Azimut raccoglie 681 milioni di euro a maggio. Private asset al 10% delle masse totali

9 Giugno 2022, di Valentina Magri

I consulenti finanziari del Gruppo Azimut hanno registrato nel mese di maggio 2022 una raccolta netta positiva per 681 milioni di euro. Il totale delle masse comprensive del risparmio amministrato si è attestata a fine maggio a 83,4 miliardi, di cui 53,5 miliardi fanno riferimento alle masse gestite. Le masse investite in private market hanno raggiunto il 10% del totale, in linea con la strategia di democratizzazione dei mercati privati (ossia non quotati in borsa) annunciata qualche anno fa e confermata lo scorso gennaio alla convention annuale di Azimut.

Valentina Magri | Wall Street Italia

Gabriele Blei, ceo del Gruppo, ha commentato: “La raccolta netta totale registrata nel mese di maggio è stata sostenuta e segue il trend positivo registrato dall’inizio dell’anno. La componente di risparmio gestito è stata impattata dal disinvestimento di alcuni dei nostri fondi propri (circa 150 milioni di euro) per finanziare parzialmente il pagamento del dividendo.
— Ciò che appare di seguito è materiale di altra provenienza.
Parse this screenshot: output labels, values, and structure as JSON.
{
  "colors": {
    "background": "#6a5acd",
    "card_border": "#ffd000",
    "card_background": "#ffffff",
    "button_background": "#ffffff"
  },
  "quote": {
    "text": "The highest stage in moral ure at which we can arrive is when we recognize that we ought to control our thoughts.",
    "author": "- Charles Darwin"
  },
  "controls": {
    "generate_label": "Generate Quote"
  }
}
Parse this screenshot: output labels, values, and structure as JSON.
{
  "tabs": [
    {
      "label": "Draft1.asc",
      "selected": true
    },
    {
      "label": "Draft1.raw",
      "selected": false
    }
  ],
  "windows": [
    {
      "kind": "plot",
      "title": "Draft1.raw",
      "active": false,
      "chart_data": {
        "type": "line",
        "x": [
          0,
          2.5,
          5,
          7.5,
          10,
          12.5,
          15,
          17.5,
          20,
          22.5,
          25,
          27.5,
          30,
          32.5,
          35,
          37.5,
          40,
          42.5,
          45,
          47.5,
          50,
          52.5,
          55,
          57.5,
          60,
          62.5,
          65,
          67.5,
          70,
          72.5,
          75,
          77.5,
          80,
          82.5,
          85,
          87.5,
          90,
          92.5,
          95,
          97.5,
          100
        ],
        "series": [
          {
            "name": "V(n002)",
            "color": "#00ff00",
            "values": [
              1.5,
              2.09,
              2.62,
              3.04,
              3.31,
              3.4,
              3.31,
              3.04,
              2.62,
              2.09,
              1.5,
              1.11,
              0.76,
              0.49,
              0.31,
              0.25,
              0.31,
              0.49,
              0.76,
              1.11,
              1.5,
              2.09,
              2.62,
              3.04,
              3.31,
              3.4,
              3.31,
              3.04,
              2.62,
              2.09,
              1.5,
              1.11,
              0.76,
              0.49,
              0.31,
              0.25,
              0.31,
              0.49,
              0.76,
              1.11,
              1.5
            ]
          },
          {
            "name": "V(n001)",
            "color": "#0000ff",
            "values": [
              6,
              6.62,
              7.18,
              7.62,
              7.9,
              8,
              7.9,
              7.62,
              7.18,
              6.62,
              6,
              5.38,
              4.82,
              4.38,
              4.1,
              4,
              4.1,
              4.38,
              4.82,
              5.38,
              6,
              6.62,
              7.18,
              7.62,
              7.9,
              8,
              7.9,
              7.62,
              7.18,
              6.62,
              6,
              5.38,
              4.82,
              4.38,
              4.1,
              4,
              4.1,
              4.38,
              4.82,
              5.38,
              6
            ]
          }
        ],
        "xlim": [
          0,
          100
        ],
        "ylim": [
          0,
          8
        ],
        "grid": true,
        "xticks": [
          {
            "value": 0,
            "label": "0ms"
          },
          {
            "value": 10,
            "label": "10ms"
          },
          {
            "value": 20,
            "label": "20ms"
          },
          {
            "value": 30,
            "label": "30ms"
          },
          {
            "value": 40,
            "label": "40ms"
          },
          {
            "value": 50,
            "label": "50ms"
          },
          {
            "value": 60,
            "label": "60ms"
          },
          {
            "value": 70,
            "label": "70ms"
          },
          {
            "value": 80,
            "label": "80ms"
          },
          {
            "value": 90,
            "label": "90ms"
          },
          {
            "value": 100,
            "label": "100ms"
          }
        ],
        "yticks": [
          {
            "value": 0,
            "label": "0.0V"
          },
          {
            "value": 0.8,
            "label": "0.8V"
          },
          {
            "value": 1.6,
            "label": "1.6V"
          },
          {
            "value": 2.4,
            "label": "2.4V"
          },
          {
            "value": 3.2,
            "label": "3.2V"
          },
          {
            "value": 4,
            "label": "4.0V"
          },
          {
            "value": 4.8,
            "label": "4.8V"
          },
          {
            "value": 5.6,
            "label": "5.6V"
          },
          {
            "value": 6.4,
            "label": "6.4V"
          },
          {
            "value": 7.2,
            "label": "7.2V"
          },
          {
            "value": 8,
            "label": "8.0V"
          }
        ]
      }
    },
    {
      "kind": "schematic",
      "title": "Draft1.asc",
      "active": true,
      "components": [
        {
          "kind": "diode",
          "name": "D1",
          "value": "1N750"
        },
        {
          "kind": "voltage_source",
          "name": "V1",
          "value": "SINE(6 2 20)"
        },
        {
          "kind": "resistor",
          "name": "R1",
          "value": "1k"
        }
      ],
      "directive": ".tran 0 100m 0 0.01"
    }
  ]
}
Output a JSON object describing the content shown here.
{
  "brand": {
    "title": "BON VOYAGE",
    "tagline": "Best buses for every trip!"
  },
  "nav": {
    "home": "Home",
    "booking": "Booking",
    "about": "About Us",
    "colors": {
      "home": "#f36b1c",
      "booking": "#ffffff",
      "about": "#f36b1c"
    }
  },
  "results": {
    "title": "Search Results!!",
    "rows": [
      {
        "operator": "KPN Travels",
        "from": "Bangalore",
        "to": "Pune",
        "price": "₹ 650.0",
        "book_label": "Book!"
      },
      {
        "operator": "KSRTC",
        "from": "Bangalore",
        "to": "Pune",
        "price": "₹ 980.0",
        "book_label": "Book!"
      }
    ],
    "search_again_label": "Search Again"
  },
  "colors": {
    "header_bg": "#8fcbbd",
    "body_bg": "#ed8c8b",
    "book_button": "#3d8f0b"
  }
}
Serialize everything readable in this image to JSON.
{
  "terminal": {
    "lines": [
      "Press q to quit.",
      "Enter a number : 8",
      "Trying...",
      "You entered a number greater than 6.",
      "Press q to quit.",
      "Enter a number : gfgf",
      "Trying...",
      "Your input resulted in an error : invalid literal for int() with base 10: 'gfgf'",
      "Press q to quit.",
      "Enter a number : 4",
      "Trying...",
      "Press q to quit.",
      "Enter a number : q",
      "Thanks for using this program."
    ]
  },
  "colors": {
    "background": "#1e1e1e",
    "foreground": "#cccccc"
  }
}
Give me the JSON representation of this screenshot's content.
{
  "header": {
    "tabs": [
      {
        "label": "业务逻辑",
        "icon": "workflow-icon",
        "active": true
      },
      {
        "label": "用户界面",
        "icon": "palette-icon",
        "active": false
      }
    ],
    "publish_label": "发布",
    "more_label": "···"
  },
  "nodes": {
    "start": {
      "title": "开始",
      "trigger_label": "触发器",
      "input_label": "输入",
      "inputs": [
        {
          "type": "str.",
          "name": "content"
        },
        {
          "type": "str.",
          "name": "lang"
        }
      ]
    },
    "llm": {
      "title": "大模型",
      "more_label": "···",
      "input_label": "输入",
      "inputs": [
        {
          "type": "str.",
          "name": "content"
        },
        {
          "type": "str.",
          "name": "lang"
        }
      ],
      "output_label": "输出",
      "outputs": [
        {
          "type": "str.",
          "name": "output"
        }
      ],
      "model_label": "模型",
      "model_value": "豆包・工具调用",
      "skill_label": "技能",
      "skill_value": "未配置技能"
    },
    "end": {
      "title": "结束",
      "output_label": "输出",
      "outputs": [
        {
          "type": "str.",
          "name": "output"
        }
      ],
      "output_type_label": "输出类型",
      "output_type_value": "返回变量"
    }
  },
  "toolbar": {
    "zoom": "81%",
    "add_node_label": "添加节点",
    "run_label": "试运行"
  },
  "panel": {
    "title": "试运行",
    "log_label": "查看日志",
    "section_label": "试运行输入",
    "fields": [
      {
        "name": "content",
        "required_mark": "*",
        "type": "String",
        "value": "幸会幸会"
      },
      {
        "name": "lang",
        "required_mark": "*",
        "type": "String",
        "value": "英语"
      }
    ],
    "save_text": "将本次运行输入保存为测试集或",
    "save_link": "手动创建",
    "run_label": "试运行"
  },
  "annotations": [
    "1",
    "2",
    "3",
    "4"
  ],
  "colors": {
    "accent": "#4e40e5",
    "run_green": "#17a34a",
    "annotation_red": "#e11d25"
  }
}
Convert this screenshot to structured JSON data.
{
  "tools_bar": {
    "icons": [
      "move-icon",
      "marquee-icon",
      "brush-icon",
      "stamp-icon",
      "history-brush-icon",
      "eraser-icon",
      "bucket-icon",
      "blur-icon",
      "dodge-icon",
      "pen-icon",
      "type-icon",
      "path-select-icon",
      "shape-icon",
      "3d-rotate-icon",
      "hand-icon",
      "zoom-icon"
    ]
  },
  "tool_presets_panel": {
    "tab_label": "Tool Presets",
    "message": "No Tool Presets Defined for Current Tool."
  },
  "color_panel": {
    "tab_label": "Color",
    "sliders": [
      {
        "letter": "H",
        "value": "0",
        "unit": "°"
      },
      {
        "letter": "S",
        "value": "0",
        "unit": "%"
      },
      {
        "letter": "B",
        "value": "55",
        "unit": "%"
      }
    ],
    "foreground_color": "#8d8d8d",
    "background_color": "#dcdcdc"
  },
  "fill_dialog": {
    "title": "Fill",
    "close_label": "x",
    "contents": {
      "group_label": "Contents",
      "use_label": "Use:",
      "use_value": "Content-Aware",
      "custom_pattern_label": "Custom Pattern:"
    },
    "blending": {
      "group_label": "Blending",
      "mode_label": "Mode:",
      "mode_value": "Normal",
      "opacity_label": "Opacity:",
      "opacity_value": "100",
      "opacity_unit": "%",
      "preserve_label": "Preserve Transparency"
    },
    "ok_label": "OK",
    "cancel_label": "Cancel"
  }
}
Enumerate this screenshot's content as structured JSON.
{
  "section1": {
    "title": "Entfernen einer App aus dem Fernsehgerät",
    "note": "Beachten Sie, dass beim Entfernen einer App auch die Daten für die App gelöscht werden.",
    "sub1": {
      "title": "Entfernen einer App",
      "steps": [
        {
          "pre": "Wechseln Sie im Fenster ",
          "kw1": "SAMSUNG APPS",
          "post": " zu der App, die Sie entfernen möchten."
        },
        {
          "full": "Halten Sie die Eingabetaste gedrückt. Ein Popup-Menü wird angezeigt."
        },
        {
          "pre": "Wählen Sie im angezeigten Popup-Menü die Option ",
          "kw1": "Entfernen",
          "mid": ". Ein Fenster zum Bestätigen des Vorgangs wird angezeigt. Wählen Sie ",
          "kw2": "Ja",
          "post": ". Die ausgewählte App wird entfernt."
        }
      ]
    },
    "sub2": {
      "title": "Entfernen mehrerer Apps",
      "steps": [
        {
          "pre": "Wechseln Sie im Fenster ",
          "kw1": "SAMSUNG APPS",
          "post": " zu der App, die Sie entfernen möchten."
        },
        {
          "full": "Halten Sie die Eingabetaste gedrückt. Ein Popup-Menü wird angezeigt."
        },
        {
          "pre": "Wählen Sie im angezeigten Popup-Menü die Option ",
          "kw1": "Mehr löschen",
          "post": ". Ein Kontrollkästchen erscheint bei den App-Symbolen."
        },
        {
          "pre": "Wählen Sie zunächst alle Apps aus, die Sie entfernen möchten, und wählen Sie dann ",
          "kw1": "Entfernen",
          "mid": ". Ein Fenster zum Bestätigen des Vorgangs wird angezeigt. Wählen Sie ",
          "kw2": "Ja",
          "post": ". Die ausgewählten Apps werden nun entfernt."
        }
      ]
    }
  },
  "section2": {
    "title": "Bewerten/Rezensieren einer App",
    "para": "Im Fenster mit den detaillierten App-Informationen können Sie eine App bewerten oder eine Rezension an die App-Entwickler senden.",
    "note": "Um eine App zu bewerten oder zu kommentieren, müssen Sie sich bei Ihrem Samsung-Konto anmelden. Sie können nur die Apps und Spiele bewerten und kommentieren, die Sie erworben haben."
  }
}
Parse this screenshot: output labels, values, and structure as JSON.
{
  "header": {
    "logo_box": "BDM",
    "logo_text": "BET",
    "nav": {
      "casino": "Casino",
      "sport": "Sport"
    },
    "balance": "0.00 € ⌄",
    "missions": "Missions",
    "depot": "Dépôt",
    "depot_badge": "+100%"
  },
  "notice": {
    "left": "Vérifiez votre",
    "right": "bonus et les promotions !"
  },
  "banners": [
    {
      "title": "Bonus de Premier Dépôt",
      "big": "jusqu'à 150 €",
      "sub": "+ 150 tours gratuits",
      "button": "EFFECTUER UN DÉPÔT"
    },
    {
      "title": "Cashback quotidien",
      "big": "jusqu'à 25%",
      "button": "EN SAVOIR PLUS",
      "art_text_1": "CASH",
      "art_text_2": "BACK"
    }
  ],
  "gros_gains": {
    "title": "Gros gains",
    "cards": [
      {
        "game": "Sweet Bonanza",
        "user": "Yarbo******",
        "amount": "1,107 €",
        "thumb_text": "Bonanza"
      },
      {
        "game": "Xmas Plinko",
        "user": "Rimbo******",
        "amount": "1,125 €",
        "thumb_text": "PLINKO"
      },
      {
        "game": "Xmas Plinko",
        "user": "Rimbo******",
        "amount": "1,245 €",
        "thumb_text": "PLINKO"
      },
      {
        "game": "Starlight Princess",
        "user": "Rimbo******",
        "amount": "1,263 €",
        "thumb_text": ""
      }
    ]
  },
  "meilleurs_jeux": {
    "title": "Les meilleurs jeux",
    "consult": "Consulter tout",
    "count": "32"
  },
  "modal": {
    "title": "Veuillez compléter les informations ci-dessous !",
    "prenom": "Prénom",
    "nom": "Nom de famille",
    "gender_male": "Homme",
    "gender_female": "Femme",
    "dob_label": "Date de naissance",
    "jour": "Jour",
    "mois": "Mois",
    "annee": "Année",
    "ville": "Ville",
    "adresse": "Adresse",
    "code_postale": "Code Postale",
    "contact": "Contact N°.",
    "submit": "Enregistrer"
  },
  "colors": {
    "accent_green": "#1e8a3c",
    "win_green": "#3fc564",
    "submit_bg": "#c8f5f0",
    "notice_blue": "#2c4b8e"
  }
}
Gli AuM dei mercati privati si attestano ora al 10% delle masse gestite, in linea con il nostro obiettivo di raggiungere almeno il 15% entro il 2024. Nonostante l’attuale difficile contesto di mercato, siamo fiduciosi che la vicinanza e le forti relazioni dei nostri consulenti finanziari con i clienti, unite alle nostre strategie di investimento innovative e di successo, continueranno a favorire una crescita futura sostenibile”.

I conti di Azimut

Ricordiamo che Azimut lo scorso maggio ha annunciato di aver conseguito un utile netto  di 96 milioni nel primo trimestre 2022, con il patrimonio totale che ha superato gli 83 miliardi.
Un passo che risulta in linea con il target di 400 milioni di euro per i ricavi netti del 2022.  In particolare, il patrimonio totale a fine marzo 2022 ha raggiunto quota 83,4 miliardi (83,8 miliardi a fine aprile), comprensivo del risparmio amministrato e gestito da case terze direttamente collocato consolidata a fine marzo 2022 risultava positiva per circa 508,4 milioni, in miglioramento rispetto ai 408,5 milioni di fine dicembre 2021.